Safe Wallet Reveals Bybit Hack Details, and Calls for Community Action

Safe Wallet has released new details on its forensic investigation into the recent Bybit hack, conducted in collaboration with Mandiant, a cybersecurity firm now part of Google Cloud.

https://t.co/IthUlY8y3d

— Safe.eth (@safe) March 6, 2025

The latest findings provide a deeper understanding of how the attack unfolded, confirming the involvement of a North Korean-linked hacking group and outlining crucial security lessons.

In its latest announcement, Safe Wallet stated that the investigation has reached a critical milestone, allowing the team to share key insights into the security breach that occurred on February 21.

Evidence strongly suggests that this was a highly sophisticated, state-sponsored attack. The company is releasing these findings in the spirit of transparency, aiming to help other organizations strengthen their defenses against similar threats.

While hundreds of hours of forensic analysis have already been conducted, Safe Wallet emphasized that there is still work to be done.

The attackers took steps to cover their tracks, including removing malware and clearing Bash history to erase crucial evidence. Despite these challenges, Safe Wallet and Mandiant have gathered substantial intelligence on the attack, and the investigation remains ongoing.

Bybit CEO Ben Zhou has provided an update on the $1.4 billion of ETH stolen on February 21: 77% remains traceable—making this week critical for securing the remaining $1 billion.

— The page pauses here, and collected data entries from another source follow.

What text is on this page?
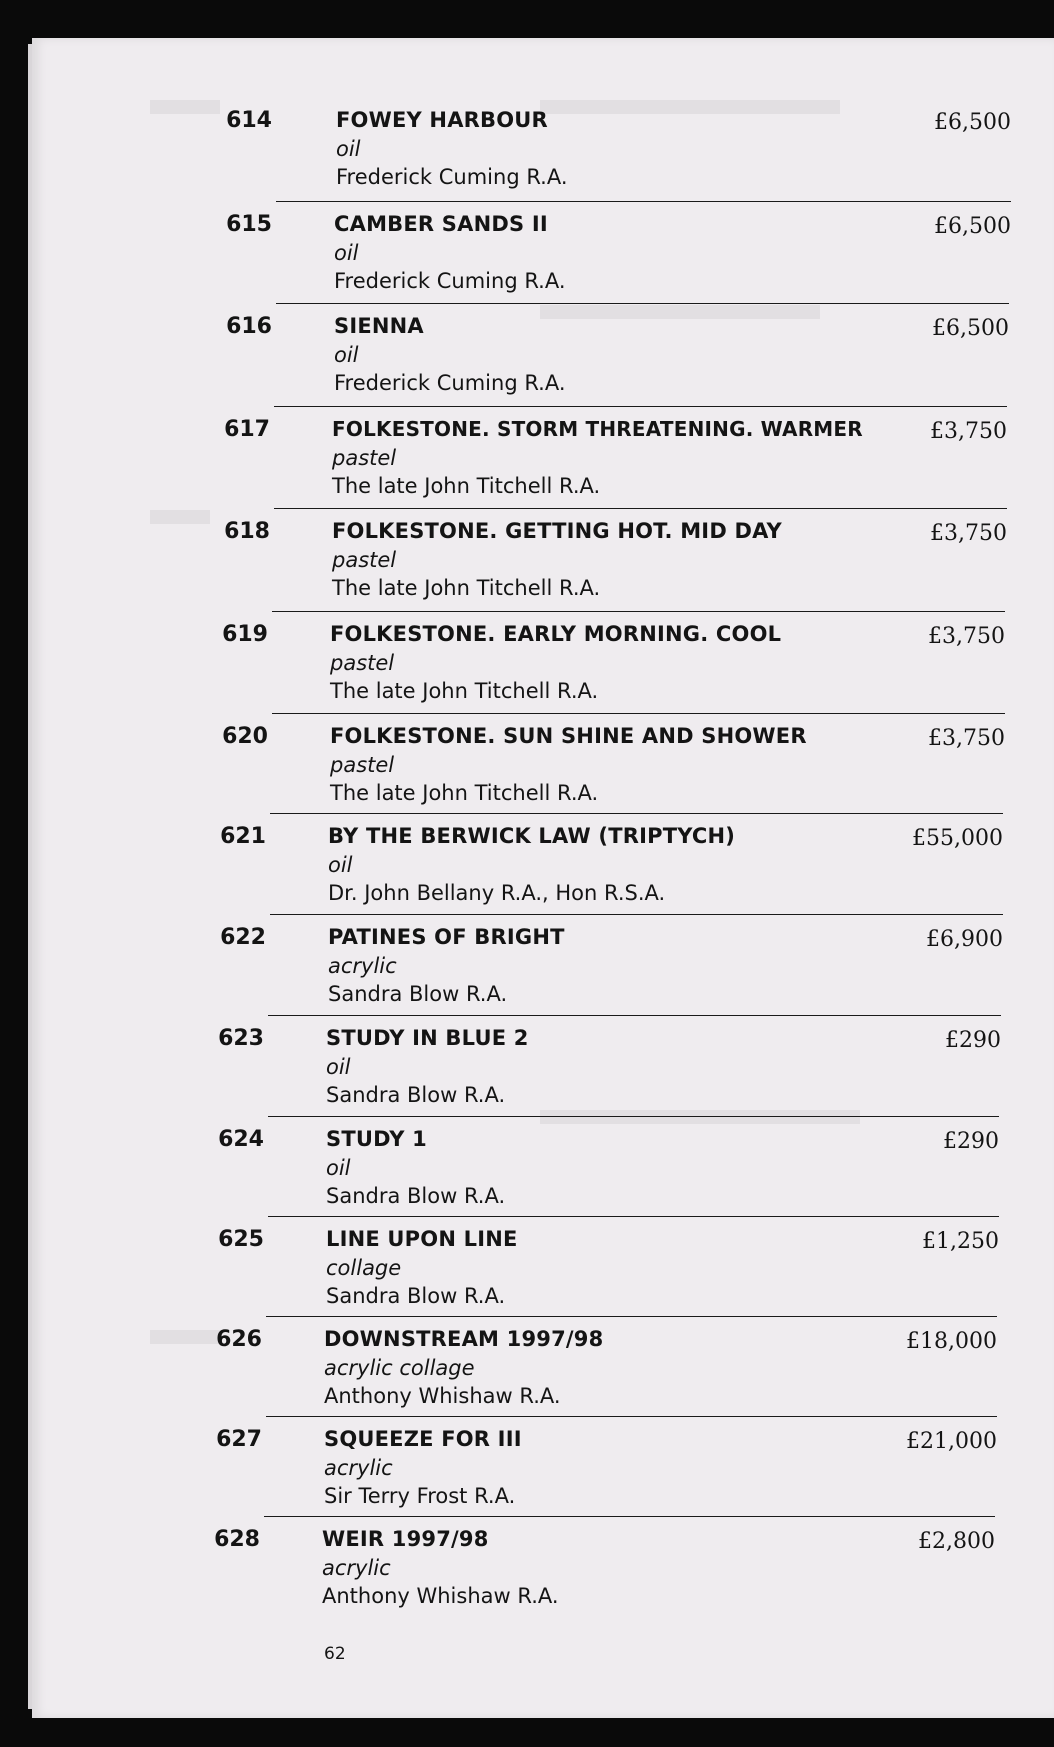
614	FOWEY HARBOUR
oil
Frederick Cuming R.A.
£6,500
615	CAMBER SANDS II
oil
Frederick Cuming R.A.
£6,500
616	SIENNA
oil
Frederick Cuming R.A.
£6,500
617	FOLKESTONE. STORM THREATENING. WARMER
pastel
The late John Titchell R.A.
£3,750
618	FOLKESTONE. GETTING HOT. MID DAY
pastel
The late John Titchell R.A.
£3,750
619	FOLKESTONE. EARLY MORNING. COOL
pastel
The late John Titchell R.A.
£3,750
620	FOLKESTONE. SUN SHINE AND SHOWER
pastel
The late John Titchell R.A.
£3,750
621	BY THE BERWICK LAW (TRIPTYCH)
oil
Dr. John Bellany R.A., Hon R.S.A.
£55,000
622	PATINES OF BRIGHT
acrylic
Sandra Blow R.A.
£6,900
623	STUDY IN BLUE 2
oil
Sandra Blow R.A.
£290
624	STUDY 1
oil
Sandra Blow R.A.
£290
625	LINE UPON LINE
collage
Sandra Blow R.A.
£1,250
626	DOWNSTREAM 1997/98
acrylic collage
Anthony Whishaw R.A.
£18,000
627	SQUEEZE FOR III
acrylic
Sir Terry Frost R.A.
£21,000
628	WEIR 1997/98
acrylic
Anthony Whishaw R.A.
£2,800
62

Attribution to North Korean Hacking Group TraderTraitor

The FBI has attributed the February 21 heist to TraderTraitor, a threat group linked to the Democratic People’s Republic of Korea (DPRK). Mandiant, which tracks TraderTraitor as UNC4899, has confirmed this attribution in its preliminary report.

According to the investigation, the attack involved compromising the laptop of a Safe Wallet developer (referred to as “Developer1”) and hijacking AWS session tokens to bypass multi-factor authentication (MFA) controls. This developer had elevated access privileges, which the attackers exploited to gain further control.

The investigation is still ongoing to determine exactly what actions the attackers took after compromising the developer’s workstation. Understanding how they obtained commit access to Safe Wallet’s servers remains a priority for forensic analysts.

In response to the attack, Safe Wallet said it has implemented security measures across its infrastructure, reinforcing its defenses well beyond pre-incident levels.

Elliptic Tracks Stolen Funds in Real-Time

Alongside Mandiant’s forensic analysis, blockchain analytics firm Elliptic has played a crucial role in tracking the stolen funds. The firm’s real-time screening technology allowed it to monitor the movement of stolen assets across wallets and exchanges immediately after the breach was identified.

This tracking capability allowed Bybit and other industry players to freeze assets before they could be fully laundered.

Elliptic’s co-founder and chief scientist, Tom Robinson, provided further insights into how the stolen funds are being laundered. The stolen crypto is now being funneled through Bitcoin mixers to obscure its origin.

“As we predicted, the crypto stolen from Bybit is now being sent through Bitcoin mixers. Several hundred thousand dollars have already been transferred to platforms like Wasabi Wallet and Cryptomixer,” Robinson explains.

Cryptomixer, a centralized mixing service, pools users’ Bitcoin together before redistributing it, making it difficult to trace the original source of funds. Wasabi Wallet, on the other hand, operates differently, using CoinJoin transactions to mix funds without requiring a centralized custodian.

“This could be a very slow process—these mixers have a limited capacity,” Robinson noted, suggesting that tracking and recovering the stolen funds will be an ongoing challenge.

Call for Stronger Security Measures

The Bybit hack serves as yet another reminder of the growing sophistication of state-sponsored cyber threats targeting the crypto industry.

Safe Wallet is urging the broader crypto community to take proactive measures to strengthen security practices, including enforcing strict access controls, monitoring unusual activity, and implementing robust incident response plans.

As the investigation continues, Safe Wallet said it remains committed to sharing further updates and working alongside security firms, law enforcement agencies, and industry partners to mitigate future threats.